Nothing from nothing = nothing. No doctrines are necessary.

I've not read Aronson's book, so my confusion must be qualified, so: Why must an atheist (like me) be compelled to articulate a “positive” approach, when atheism at root merely describes the absence of belief in unseeable, unknowable and unprovable supreme beings?

Negation is inevitable in the sense of my being without personal belief in phantasmogoria. When any such solid evidence in support of a deist perspective should appear, I'm ready to consider it. Until then, there is nothing.

It is superfluous for either deist or atheist to imply that atheism must present a “positive” platform or doctrine. Supernaturally speaking, nothing from nothing equals nothing. Unlike religion's confusing and contradictory directives, we as atheists neeedn't flail ineffectually in the search for something that can be artificially tied to supernatural sanction as stated by scatter-shot "holy" books.
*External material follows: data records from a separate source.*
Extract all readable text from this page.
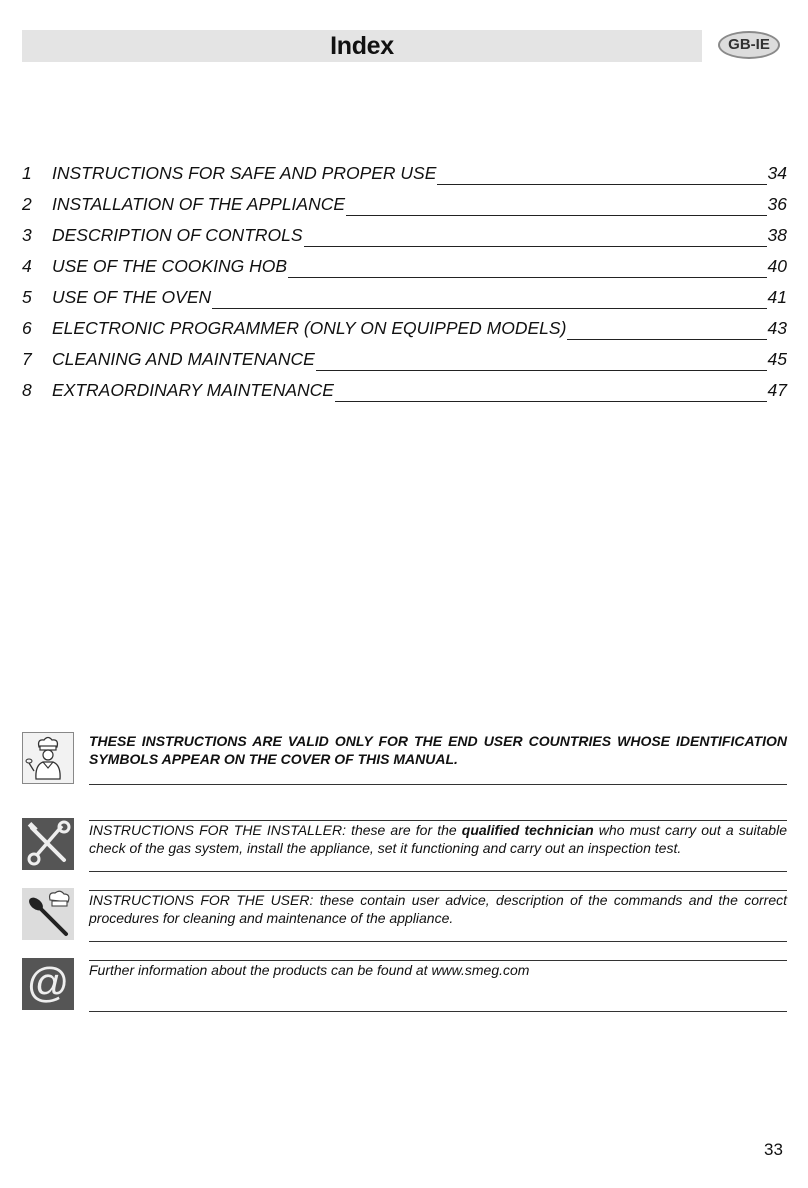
Index	GB-IE
1	INSTRUCTIONS FOR SAFE AND PROPER USE	34
2	INSTALLATION OF THE APPLIANCE	36
3	DESCRIPTION OF CONTROLS	38
4	USE OF THE COOKING HOB	40
5	USE OF THE OVEN	41
6	ELECTRONIC PROGRAMMER (ONLY ON EQUIPPED MODELS)	43
7	CLEANING AND MAINTENANCE	45
8	EXTRAORDINARY MAINTENANCE	47
THESE INSTRUCTIONS ARE VALID ONLY FOR THE END USER COUNTRIES WHOSE IDENTIFICATION SYMBOLS APPEAR ON THE COVER OF THIS MANUAL.
INSTRUCTIONS FOR THE INSTALLER: these are for the qualified technician who must carry out a suitable check of the gas system, install the appliance, set it functioning and carry out an inspection test.
INSTRUCTIONS FOR THE USER: these contain user advice, description of the commands and the correct procedures for cleaning and maintenance of the appliance.
@	Further information about the products can be found at www.smeg.com
33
Rather, the fundamental human-centered ("humanism" hardly can be considered a pejorative), reality-based considerations in any chat about "whither: mankind" remain in effect, just as they always have been, without muddying the debate with intrusions of imagined entities. Suggestions of atheistic platforms are tricks borne of dim semantic light, and I intend to avoid them.


 ... The book, by Ron Aronson, is trying to encourage the search for a "positive" approach to atheism. Up to now, atheism has been largely "negative"-- what it's against, rather than what it's for. (In this, ironically, it resembles much of the Religious Right, especially in previous decades-- which has had the same problem, at least in terms of perception.)